We need a new regulatory model for social-media companies. In particular, private tech companies should take responsibility for all of the activity on their platforms. In the wake of the March, 2019, Christchurch tragedy, New Zealand Prime Minister Jacinda Ardern convened a Call to Action summit in Paris to bring governments and tech companies together in eliminating terrorist use of social media. Companies have since instituted better measures to remove extremist content from platforms such as WhatsApp and YouTube, and that’s a good start. But we’re still nibbling around the edges of a problem that demands a culture shift. In the 19th century, the first wave of modern terrorism was sensationalized by mass-market newspapers that built enormous empires, such as Pulitzer and Hearst. Top-quality newspapers eventually developed higher editorial standards, and so must companies such as Facebook and Twitter.

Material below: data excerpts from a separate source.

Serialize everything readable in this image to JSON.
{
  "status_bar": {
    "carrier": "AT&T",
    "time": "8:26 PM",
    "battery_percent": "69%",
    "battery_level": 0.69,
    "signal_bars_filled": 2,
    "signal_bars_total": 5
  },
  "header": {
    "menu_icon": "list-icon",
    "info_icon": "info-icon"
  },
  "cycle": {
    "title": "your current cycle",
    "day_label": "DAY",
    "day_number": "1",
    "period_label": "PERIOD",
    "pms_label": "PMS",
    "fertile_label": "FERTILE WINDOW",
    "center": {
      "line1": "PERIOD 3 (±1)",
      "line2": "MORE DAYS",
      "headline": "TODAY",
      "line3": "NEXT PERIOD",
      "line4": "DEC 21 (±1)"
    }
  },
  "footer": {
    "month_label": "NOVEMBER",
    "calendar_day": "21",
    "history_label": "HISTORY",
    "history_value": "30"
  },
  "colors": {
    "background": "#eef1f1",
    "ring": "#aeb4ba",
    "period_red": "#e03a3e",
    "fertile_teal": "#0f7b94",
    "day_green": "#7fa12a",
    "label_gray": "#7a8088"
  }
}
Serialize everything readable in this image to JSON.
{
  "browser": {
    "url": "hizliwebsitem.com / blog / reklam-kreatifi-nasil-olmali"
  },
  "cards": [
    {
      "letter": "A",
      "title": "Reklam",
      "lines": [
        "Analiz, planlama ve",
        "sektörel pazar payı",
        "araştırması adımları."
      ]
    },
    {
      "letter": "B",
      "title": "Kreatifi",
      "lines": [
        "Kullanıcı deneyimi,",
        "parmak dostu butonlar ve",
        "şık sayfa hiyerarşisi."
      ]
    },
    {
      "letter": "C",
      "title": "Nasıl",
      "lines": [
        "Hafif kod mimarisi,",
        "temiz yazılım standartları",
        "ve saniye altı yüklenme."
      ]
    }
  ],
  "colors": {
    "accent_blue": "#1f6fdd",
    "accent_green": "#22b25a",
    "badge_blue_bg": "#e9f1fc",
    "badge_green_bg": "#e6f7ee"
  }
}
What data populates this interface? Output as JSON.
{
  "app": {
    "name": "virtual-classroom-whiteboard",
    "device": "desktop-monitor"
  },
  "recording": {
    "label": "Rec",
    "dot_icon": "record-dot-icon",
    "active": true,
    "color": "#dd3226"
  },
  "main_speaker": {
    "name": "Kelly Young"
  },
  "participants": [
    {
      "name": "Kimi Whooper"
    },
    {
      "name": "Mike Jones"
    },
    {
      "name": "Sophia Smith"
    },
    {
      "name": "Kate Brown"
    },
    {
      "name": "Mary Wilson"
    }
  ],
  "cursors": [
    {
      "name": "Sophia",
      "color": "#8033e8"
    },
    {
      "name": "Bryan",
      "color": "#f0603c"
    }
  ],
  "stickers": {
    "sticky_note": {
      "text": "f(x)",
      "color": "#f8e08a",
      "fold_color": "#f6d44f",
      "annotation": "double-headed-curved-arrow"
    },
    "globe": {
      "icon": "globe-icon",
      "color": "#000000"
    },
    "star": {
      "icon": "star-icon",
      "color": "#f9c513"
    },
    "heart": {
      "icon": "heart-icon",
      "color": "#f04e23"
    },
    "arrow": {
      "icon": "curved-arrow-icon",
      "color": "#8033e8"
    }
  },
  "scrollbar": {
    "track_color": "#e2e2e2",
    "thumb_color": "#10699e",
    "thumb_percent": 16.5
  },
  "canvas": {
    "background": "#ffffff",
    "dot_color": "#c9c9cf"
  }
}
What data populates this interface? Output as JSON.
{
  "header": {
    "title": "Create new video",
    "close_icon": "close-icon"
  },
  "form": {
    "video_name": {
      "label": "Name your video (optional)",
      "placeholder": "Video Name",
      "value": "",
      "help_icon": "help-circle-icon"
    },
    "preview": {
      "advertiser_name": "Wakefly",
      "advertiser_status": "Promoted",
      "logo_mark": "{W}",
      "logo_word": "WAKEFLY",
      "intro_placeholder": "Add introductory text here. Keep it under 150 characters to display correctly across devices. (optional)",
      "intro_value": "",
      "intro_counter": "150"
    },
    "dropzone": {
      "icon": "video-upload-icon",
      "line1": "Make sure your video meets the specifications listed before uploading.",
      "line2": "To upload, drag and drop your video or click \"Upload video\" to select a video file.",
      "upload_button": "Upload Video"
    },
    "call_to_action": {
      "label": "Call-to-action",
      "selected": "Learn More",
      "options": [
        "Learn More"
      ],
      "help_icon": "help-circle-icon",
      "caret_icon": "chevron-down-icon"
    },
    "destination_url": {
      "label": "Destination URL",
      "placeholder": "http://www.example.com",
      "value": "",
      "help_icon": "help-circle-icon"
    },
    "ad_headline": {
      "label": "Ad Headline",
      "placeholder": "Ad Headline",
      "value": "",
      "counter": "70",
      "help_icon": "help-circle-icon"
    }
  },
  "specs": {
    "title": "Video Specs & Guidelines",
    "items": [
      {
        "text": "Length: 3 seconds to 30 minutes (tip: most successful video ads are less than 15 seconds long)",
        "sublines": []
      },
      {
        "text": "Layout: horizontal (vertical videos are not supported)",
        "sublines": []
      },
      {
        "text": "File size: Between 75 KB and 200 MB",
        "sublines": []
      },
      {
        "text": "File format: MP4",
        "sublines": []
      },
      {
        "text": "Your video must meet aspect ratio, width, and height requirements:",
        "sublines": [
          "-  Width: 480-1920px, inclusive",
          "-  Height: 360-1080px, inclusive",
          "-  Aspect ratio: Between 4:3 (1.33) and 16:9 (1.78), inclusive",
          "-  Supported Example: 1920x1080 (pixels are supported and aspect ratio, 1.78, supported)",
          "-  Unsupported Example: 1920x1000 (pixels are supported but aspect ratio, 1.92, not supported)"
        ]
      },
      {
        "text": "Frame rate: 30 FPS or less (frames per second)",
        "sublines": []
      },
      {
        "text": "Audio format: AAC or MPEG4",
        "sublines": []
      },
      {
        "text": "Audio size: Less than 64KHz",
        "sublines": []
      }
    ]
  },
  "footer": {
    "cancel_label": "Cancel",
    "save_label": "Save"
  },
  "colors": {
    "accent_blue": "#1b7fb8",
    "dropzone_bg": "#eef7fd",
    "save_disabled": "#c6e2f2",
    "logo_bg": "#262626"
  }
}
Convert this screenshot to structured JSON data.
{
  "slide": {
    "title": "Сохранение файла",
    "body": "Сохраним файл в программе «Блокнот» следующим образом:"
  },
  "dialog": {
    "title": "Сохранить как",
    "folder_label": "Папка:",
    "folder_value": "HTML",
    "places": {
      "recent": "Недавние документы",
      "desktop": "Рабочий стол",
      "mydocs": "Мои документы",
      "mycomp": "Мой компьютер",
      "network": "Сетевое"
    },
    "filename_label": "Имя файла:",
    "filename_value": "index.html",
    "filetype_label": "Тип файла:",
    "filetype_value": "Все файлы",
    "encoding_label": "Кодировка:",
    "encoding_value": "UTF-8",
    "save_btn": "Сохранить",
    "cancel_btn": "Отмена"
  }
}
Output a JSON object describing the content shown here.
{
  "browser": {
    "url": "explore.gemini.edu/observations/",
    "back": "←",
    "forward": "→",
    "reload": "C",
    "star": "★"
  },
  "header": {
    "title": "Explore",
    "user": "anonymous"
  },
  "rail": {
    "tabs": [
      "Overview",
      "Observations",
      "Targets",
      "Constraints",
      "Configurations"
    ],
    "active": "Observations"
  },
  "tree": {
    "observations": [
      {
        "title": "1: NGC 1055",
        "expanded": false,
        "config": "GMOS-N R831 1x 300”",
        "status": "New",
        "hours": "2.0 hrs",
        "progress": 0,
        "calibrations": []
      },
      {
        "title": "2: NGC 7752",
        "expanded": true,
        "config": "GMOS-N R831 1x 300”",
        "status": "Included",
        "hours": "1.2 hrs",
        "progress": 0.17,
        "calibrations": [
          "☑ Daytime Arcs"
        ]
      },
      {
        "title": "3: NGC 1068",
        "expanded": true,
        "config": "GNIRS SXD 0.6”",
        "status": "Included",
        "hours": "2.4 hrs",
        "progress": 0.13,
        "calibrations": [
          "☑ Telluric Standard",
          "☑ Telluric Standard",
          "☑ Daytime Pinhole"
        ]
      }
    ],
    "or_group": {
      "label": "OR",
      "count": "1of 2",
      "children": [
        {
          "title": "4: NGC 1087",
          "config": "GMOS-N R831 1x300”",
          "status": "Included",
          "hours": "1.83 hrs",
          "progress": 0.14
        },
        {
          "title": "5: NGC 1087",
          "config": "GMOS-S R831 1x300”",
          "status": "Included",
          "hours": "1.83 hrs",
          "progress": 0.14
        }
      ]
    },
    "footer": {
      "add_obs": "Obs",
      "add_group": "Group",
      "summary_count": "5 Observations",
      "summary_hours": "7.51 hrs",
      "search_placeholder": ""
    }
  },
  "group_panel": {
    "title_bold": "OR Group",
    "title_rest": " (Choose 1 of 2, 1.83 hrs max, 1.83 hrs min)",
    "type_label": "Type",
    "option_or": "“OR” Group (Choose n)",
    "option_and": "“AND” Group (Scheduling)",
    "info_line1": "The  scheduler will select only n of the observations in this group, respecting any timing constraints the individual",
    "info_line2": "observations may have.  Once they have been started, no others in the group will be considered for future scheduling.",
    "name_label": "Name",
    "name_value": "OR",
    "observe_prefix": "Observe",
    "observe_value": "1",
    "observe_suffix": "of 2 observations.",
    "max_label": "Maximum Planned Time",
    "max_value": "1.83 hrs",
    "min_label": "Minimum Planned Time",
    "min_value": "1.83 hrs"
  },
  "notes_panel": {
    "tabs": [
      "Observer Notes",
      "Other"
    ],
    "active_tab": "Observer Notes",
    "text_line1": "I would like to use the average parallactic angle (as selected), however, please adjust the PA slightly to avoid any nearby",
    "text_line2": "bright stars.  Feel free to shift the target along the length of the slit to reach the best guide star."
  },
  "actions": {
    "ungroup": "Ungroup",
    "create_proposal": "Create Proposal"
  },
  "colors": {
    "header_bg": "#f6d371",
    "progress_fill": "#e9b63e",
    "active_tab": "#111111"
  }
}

Finally, democratic governments must stop blaming the victim and get serious about cybersecurity. Urging people to practise better “cyber hygiene” is like blaming victims of the coronavirus for not washing their hands. The digital space is integral to our infrastructure; cybersecurity is national security. Government legislatures must work more closely with private tech firms to develop smart regulations, such as pushing automatic software updates to everyone, and sharing known vulnerabilities so they can be patched for everyone’s benefit.

Guidelines for the collection, control and ownership of data are also urgently needed. Governments could, for example, put in place the kinds of ethical review boards that universities use to protect the rights and welfare of human subjects. What riskier experiment could there be than building and exploiting massive human databases? We must strive to protect those data sets as part of our human heritage, to be managed in the public interest – not least because artificial intelligence is fuelled by data.

Above all, we need to move faster and be more aware of the implications of our open technological revolution in its full historical context. The earlier we get working on solutions, the better we’ll be able to realize the promise of our brilliant technologies and limit their peril.